Some changes may even appear ‘nerdish’ and only of interest to people like me. Did you know that where there are Advanced Stop Lines (ASLs) for cycles there MUST be an approach lane or ‘gate’ as it is illegal for cycles to cross the usual line? So if there is no gap you cannot legally enter the forward box! This creates extra dangers for those turning right, when the approach lane is on the left. The problem with these things is that should you currently do the sensible thing but have a crash with an aggressive driver who has a ‘Mr Getem-Off’ type lawyer, you might find yourself prosecuted or at least liable for damage!

Traffic Regulation Orders (TROs)

‘The TRO process is time-consuming, labour-intensive and costly to publicise. Even simple and non-controversial proposals can take several months to process. Controversial schemes have been known to take two to three years.’

Several years ago a fictitious couple with a non-existent address objected to every speed limit reduction in the UK. This meant that many such uncontroversial changes were delayed, and committees convened for objectors who never appeared. Someone apparently trawled the papers for adverts for TROs.

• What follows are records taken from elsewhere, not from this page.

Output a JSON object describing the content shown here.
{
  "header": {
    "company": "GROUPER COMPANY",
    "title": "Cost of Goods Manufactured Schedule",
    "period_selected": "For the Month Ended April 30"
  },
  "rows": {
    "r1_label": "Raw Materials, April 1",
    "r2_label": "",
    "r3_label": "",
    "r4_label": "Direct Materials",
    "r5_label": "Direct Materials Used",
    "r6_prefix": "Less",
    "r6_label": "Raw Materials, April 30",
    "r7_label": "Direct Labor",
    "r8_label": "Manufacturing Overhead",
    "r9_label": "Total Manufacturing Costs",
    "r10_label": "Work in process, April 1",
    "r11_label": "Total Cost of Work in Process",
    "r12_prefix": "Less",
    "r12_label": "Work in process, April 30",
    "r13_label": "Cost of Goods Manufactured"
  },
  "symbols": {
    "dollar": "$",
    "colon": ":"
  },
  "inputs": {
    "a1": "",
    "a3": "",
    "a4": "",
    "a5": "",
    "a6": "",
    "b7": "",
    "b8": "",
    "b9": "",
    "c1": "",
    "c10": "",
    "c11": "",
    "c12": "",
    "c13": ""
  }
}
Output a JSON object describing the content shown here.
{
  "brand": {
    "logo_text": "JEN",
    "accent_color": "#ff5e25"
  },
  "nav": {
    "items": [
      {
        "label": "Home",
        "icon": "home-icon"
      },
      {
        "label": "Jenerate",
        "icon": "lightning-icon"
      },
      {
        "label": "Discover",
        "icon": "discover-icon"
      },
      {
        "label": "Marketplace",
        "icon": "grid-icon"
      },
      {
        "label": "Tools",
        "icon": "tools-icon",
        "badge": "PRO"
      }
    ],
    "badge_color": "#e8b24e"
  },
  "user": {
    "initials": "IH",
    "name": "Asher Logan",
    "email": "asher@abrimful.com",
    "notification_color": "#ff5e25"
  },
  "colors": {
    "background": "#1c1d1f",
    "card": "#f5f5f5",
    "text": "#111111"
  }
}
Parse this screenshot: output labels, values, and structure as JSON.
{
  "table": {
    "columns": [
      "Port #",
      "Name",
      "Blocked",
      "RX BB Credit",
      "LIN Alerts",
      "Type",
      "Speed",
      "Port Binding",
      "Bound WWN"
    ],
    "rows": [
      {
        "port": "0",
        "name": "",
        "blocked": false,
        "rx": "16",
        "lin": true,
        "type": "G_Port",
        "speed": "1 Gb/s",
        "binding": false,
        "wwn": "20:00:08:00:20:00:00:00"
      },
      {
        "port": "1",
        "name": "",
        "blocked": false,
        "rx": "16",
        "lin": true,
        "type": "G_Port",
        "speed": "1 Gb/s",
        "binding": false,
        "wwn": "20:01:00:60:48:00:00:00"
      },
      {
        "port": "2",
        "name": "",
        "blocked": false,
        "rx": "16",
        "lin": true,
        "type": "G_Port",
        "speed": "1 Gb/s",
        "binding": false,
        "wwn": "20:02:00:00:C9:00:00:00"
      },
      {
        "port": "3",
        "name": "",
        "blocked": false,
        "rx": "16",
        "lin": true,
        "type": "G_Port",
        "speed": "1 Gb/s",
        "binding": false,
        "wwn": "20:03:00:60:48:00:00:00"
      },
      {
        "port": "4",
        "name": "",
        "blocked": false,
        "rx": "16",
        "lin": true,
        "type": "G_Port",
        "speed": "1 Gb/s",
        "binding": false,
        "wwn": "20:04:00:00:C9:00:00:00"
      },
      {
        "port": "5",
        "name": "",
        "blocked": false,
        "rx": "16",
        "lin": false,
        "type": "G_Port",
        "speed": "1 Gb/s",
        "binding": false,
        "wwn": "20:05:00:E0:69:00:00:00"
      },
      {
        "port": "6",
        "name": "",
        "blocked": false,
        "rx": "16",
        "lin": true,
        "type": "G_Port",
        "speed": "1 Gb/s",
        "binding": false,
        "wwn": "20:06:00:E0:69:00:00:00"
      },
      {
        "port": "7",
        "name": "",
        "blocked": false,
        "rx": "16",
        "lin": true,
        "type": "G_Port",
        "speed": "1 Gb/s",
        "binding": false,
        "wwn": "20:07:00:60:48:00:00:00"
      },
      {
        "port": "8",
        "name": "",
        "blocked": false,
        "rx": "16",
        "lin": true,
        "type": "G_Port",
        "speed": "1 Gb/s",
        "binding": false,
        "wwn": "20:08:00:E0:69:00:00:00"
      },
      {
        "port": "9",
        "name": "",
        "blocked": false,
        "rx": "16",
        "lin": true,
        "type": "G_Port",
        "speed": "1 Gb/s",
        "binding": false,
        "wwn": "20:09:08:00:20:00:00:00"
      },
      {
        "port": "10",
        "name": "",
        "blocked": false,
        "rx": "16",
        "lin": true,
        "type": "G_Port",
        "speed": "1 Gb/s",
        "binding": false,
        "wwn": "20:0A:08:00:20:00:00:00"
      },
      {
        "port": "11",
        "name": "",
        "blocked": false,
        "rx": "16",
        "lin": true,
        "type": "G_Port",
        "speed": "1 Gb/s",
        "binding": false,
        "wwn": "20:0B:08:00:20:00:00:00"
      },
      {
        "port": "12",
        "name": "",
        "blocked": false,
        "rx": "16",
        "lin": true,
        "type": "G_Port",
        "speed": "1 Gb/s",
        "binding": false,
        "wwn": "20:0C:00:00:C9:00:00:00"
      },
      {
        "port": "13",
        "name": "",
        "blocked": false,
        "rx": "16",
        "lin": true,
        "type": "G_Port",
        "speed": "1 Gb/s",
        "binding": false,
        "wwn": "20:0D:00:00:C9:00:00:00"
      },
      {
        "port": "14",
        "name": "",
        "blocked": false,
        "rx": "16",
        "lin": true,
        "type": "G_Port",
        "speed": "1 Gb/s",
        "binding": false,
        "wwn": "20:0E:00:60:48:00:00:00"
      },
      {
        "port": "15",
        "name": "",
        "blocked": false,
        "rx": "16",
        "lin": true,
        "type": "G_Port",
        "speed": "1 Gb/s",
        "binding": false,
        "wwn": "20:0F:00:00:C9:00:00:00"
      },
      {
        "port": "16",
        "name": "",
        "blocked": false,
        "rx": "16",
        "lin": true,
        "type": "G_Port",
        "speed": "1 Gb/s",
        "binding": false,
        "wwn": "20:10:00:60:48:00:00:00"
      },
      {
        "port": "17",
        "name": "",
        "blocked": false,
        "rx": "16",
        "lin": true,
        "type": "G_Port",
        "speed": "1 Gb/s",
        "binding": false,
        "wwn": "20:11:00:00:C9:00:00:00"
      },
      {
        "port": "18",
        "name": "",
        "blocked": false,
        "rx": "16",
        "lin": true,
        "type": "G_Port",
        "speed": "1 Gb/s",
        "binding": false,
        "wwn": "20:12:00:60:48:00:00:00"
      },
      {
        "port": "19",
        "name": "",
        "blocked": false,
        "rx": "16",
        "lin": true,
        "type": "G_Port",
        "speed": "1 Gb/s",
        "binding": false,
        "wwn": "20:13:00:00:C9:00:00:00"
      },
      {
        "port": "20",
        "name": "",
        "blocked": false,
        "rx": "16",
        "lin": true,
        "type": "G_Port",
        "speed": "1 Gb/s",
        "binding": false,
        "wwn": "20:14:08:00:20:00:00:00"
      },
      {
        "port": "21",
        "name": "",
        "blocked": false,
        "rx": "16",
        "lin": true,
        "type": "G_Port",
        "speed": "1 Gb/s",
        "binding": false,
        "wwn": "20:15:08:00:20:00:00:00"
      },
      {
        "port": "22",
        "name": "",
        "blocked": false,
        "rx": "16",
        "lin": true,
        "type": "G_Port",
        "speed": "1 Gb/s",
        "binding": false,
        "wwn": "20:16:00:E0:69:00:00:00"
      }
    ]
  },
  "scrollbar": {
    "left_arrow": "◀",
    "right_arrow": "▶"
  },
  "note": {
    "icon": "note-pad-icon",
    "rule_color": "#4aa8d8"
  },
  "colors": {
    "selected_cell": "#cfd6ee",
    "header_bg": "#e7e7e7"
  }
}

It will no longer be a requirement to place announcements in local papers, as long as other appropriate methods are used. Just the cost of advertising TROs in papers added up to £20 million last year! Some things may be enabled with less or no consultation, but there will be a consultation on such changes. We shall need to be alert.

There are pages about parking restrictions, but these are important for us vulnerable road users. Many drivers abuse such restrictions, and we are aware of some large firms who employ ‘specialists’ to contest PCNs (penalty charge notices), often on pure technicalities. Simplifying the regulations should ease enforcement and hence improve compliance. Fewer illegally stopped vehicles would make cycling easier, as well as reducing delays for other road users.

What about the Annexes?

Annex A is an Action Plan. I followed the DfT Cycle Action Plan for a number of years. Numbers of items retreated even further into the distance as each year progressed. the DfT has clearly learnt. No dates are attached to any actions.

Annex C is an implementation programme for specific measures, so I now know I’ll be able to use legally some of the ASLs that already exist in Cambridge some time in 2014! Unfortunately I can find no dates for the implementation of the proposals for improved signals for cycles.